Sequence‐based SNP genotyping in durum wheat

Summary Marker development for marker‐assisted selection in plant breeding is increasingly based on next‐generation sequencing ( NGS ). However, marker development in crops with highly repetitive, complex genomes is still challenging. Here we applied sequence‐based genotyping ( SBG ), which couples AFLP ® ‐based complexity reduction to NGS , for de novo single nucleotide polymorphisms ( SNP ) marker discovery in and genotyping of a biparental durum wheat population. We identified 9983 putative SNP s in 6372 contigs between the two parents and used these SNP s for genotyping 91 recombinant inbred lines ( RIL s). Excluding redundant information from multiple SNP s per contig, 2606 (41%) markers were used for integration in a pre‐existing framework map, resulting in the integration of 2365 markers over 2607  cM . Of the 2606 markers available for mapping, 91% were integrated in the pre‐existing map, containing 708 SSR s, DA r T markers, and SNP s from CR o PS technology, with a map‐size increase of 492  cM (23%). These results demonstrate the high quality of the discovered SNP markers.
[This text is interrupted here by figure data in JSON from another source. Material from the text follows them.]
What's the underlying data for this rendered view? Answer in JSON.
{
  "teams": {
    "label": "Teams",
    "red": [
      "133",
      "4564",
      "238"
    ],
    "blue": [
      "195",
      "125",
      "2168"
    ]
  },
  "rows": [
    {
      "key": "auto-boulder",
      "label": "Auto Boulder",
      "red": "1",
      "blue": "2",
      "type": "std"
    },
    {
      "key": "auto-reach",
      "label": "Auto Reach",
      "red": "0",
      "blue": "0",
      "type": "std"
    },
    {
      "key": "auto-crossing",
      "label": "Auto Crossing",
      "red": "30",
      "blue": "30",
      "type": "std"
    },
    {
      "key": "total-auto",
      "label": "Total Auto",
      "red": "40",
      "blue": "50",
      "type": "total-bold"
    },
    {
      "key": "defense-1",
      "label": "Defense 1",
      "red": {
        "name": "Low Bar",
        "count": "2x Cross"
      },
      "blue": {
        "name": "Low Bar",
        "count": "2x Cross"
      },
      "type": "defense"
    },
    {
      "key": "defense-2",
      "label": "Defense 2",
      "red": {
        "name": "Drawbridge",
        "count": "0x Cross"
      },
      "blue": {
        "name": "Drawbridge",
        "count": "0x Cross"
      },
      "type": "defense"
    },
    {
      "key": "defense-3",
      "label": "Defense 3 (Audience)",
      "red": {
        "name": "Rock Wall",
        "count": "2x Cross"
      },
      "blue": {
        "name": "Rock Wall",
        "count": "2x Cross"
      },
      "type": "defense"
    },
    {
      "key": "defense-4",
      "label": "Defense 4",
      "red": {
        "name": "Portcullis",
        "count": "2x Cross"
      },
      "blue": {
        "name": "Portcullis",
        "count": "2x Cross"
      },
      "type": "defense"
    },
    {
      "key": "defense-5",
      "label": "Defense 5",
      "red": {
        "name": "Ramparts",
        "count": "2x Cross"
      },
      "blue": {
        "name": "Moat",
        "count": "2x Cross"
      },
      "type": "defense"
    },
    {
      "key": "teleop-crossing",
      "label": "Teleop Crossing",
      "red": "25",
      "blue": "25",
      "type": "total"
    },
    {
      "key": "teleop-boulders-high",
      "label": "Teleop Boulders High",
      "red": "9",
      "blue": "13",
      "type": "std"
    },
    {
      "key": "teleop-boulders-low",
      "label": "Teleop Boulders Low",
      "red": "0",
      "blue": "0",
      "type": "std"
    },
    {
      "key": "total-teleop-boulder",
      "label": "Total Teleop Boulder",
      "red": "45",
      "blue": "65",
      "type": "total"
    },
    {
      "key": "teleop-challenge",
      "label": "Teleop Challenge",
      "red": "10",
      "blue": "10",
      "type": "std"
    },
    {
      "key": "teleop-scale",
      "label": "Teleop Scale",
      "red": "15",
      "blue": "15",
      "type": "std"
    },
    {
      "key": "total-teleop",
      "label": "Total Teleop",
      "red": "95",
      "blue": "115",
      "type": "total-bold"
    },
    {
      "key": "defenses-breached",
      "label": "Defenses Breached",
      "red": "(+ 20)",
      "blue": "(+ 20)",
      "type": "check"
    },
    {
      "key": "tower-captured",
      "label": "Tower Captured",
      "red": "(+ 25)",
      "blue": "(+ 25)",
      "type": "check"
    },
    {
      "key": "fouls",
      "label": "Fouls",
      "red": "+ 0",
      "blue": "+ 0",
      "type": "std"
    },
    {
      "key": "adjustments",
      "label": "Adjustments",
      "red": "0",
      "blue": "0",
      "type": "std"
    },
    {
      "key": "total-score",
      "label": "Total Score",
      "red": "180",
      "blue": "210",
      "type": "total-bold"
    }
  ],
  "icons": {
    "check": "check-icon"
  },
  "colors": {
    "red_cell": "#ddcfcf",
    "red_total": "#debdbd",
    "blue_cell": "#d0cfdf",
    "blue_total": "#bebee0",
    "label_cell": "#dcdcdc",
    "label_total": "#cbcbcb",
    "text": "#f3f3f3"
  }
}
With this methodology, it was possible to saturate the map at a final marker density of 0.8  cM /marker. Looking at the binned marker distribution (Figure 2), 63 of the 268 10‐ cM bins contained only SBG markers, showing that these markers are filling in gaps in the framework map. As to the markers that could not be used for mapping, the main reason was the low sequencing coverage used for genotyping. We conclude that SBG is a valuable tool for efficient, high‐throughput and high‐quality marker discovery and genotyping for complex genomes such as that of durum wheat.